‘Wicked Stepmother’: an embarrassing end to Bette Davis’ iconic career

It is very hard for actors and filmmakers who are pioneers in their professions to end on a high note. Orson Welles made Citizen Kane at the beginning of his career. Chantal Akerman made Jeanne Dielman four decades before her final film. And Robert De Niro is highly unlikely (especially given the calibre of his most recent movies) to top Taxi Driver or Raging Bull.

Often, the last project in the career of a great artist is forgettable – neither groundbreaking nor cringe-worthy. Eyes Wide Shut is not Stanley Kubrick’s most impressive film by any means, but it is better than some of his earlier movies. 1994’s Love Affair isn’t the greatest movie of all time either, but it’s a mildly effective romance that allowed Katharine Hepburn to fade gracefully into the rearview mirror of cinema. 
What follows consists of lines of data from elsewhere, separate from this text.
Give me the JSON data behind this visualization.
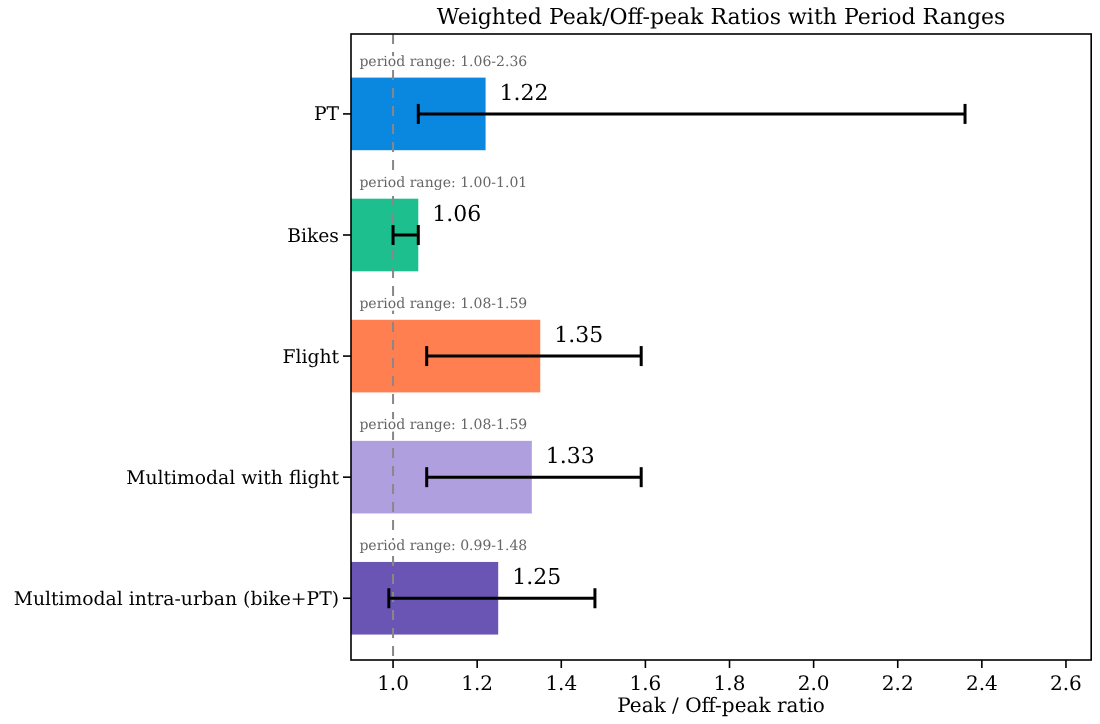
{
  "chart_data": {
    "type": "bar",
    "orientation": "horizontal",
    "title": "Weighted Peak/Off-peak Ratios with Period Ranges",
    "xlabel": "Peak / Off-peak ratio",
    "categories": [
      "PT",
      "Bikes",
      "Flight",
      "Multimodal with flight",
      "Multimodal intra-urban (bike+PT)"
    ],
    "values": [
      1.22,
      1.06,
      1.35,
      1.33,
      1.25
    ],
    "colors": [
      "#0a88e0",
      "#1dbf8e",
      "#ff7f50",
      "#b09fdf",
      "#6a55b5"
    ],
    "errors": [
      [
        1.06,
        2.36
      ],
      [
        1.0,
        1.06
      ],
      [
        1.08,
        1.59
      ],
      [
        1.08,
        1.59
      ],
      [
        0.99,
        1.48
      ]
    ],
    "data_labels": true,
    "xlim": [
      0.9,
      2.66
    ],
    "xticks": [
      {
        "value": 1,
        "label": "1.0"
      },
      1.2,
      1.4,
      1.6,
      1.8,
      {
        "value": 2,
        "label": "2.0"
      },
      2.2,
      2.4,
      2.6
    ],
    "ref_lines": [
      {
        "axis": "x",
        "value": 1.0,
        "color": "#888888",
        "line_style": "dashed"
      }
    ],
    "annotations": [
      "period range: 1.06-2.36",
      "period range: 1.00-1.01",
      "period range: 1.08-1.59",
      "period range: 1.08-1.59",
      "period range: 0.99-1.48"
    ]
  }
}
Then, there are the unlucky giants who leave their worst film for last, and Bette Davis is sadly near the top of that list. She was a tireless workaholic who refused to be relegated to history many times throughout her career. She received 11 Oscar nominations, including eight before the age of 40. She won two – first for Dangerous in 1936 and second for Jezebel in 1939. She was a trailblazer both on-screen and off, portraying complex, sometimes even villainous, women and challenging the studio system that treated actors as fungible commodities. 

Every time the industry tried to set her out to pasture, Davis flatly refused to comply. In 1950, after being labelled a has-been, she starred in All About Eve, one of the greatest films ever made, featuring her greatest performance. More than a decade later, just when she had been relegated to the dustbin yet again, she pivoted to low-budget horror movies, earning an Oscar nomination for her role in What Ever Happened to Baby Jane?.

Towards the end of her life, Davis continued to refuse retirement, which, unfortunately, led to her worst and final film. 1989’s Wicked Stepmother is a comedy-horror movie directed by Larry Cohen about a witch (Davis) who marries a hapless bachelor while his daughter and son-in-law are on vacation. She proceeds to tear his life to shreds with the help of her daughter (Barbara Carrera), who takes over her physical form.

In true Davis fashion, she managed to assert complete control over her involvement in the project, even in the worst of circumstances. Realising where the production was headed, she walked off the set and refused to come back. In the original script, there wasn’t supposed to be a daughter character, but after the Oscar winner left, there was no other option but to write a second version of the stepmother.

Cohen later claimed that Davis refused to return to set because of ill health. She had undergone a mastectomy six years before and suffered several strokes shortly thereafter, but that hadn’t kept her from making several other films between 1986 and 1989. Irritated by Cohen’s version of events, Davis went to the press.

“I would be ashamed to have people think I sanctioned something like this,” she said of the film in an interview with The Los Angeles Times. “People will be horrified at the footage of me.” She explained that it was important for the future of her career to make it known that she was in perfectly good shape to continue working. “I love my profession,” the 80-year-old said. “I would never stop. Relax? I relax when I work. It’s my life.” She died later that year.

While it is unfortunate that Davis’s final film was such a terrible one, there is something powerful and even a little inspiring about the fact that, even in the worst of circumstances, she managed to do the work on her own terms, even if that meant walking away.